Multi-copy gene family evolution on the avian W chromosome.
Rogers TF., Pizzari T., Wright AE.
The sex chromosomes often follow unusual evolutionary trajectories. In particular, the sex-limited Y and W chromosomes frequently exhibit a small but unusual gene content in numerous species, where many genes have undergone massive gene amplification. The reasons for this remain elusive with a number of recent studies implicating meiotic drive, sperm competition, genetic drift and gene conversion in the expansion of gene families. However, our understanding is primarily based on Y chromosome studies as few studies have systematically tested for copy number variation on W chromosomes. Here, we conduct a comprehensive investigation into the abundance, variability, and evolution of ampliconic genes on the avian W. First, we quantified gene copy number and variability across the duck W chromosome. We find a limited number of gene families as well as conservation in W-linked gene copy number across duck breeds, indicating that gene amplification may not be such a general feature of sex chromosome evolution as Y studies would initially suggest. Next, we investigate the evolution of HINTW, a prominent ampliconic gene family hypothesized to play a role in female reproduction and oogenesis.
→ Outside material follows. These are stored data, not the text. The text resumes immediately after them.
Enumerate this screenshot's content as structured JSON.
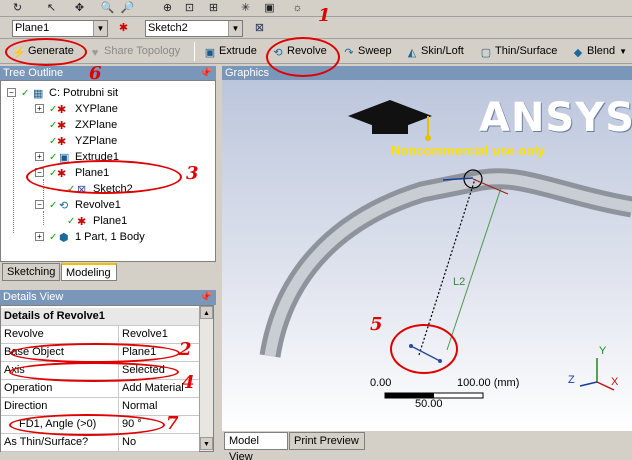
{
  "toolbar_top": {
    "icons": [
      "redo-icon",
      "select-icon",
      "zoom-box-icon",
      "zoom-icon",
      "zoom-in-icon",
      "zoom-fit-icon",
      "pan-icon",
      "view-icon"
    ]
  },
  "toolbar_plane": {
    "plane_value": "Plane1",
    "sketch_value": "Sketch2"
  },
  "toolbar_features": {
    "generate": "Generate",
    "share_topology": "Share Topology",
    "extrude": "Extrude",
    "revolve": "Revolve",
    "sweep": "Sweep",
    "skin_loft": "Skin/Loft",
    "thin_surface": "Thin/Surface",
    "blend": "Blend"
  },
  "tree_panel": {
    "title": "Tree Outline",
    "pin": "ᵖ",
    "nodes": [
      {
        "label": "C: Potrubni sit",
        "icon": "model-icon"
      },
      {
        "label": "XYPlane",
        "icon": "plane-icon"
      },
      {
        "label": "ZXPlane",
        "icon": "plane-icon"
      },
      {
        "label": "YZPlane",
        "icon": "plane-icon"
      },
      {
        "label": "Extrude1",
        "icon": "extrude-icon"
      },
      {
        "label": "Plane1",
        "icon": "plane-icon"
      },
      {
        "label": "Sketch2",
        "icon": "sketch-icon"
      },
      {
        "label": "Revolve1",
        "icon": "revolve-icon"
      },
      {
        "label": "Plane1",
        "icon": "plane-icon"
      },
      {
        "label": "1 Part, 1 Body",
        "icon": "body-icon"
      }
    ]
  },
  "tabs": {
    "sketching": "Sketching",
    "modeling": "Modeling"
  },
  "details_panel": {
    "title": "Details View",
    "header": "Details of Revolve1",
    "rows": [
      {
        "key": "Revolve",
        "value": "Revolve1"
      },
      {
        "key": "Base Object",
        "value": "Plane1"
      },
      {
        "key": "Axis",
        "value": "Selected"
      },
      {
        "key": "Operation",
        "value": "Add Material"
      },
      {
        "key": "Direction",
        "value": "Normal"
      },
      {
        "key": "FD1, Angle (>0)",
        "value": "90 °"
      },
      {
        "key": "As Thin/Surface?",
        "value": "No"
      }
    ]
  },
  "graphics": {
    "title": "Graphics",
    "ansys": "ANSYS",
    "noncommercial": "Noncommercial use only",
    "dimension": "L2",
    "scale_left": "0.00",
    "scale_right": "100.00 (mm)",
    "scale_mid": "50.00",
    "axis_x": "X",
    "axis_y": "Y",
    "axis_z": "Z"
  },
  "bottom_tabs": {
    "model_view": "Model View",
    "print_preview": "Print Preview"
  },
  "annotations": [
    "1",
    "2",
    "3",
    "4",
    "5",
    "6",
    "7"
  ],
  "colors": {
    "annotation": "#e00000",
    "panel_title": "#7a96b8",
    "watermark_sub": "#ffe000",
    "pipe": "#a9aeb6"
  }
}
In particular, we investigate the factors driving the expansion of HINTW using contrasts between modern chicken and duck breeds selected for different female-specific selection regimes and their wild ancestors. Although we find the potential for selection related to fecundity in explaining small-scale gene amplification of HINTW in the chicken, purifying selection seems to be the dominant mode of evolution in the duck. Together, this challenges the assumption that HINTW is key for female fecundity across the avian phylogeny.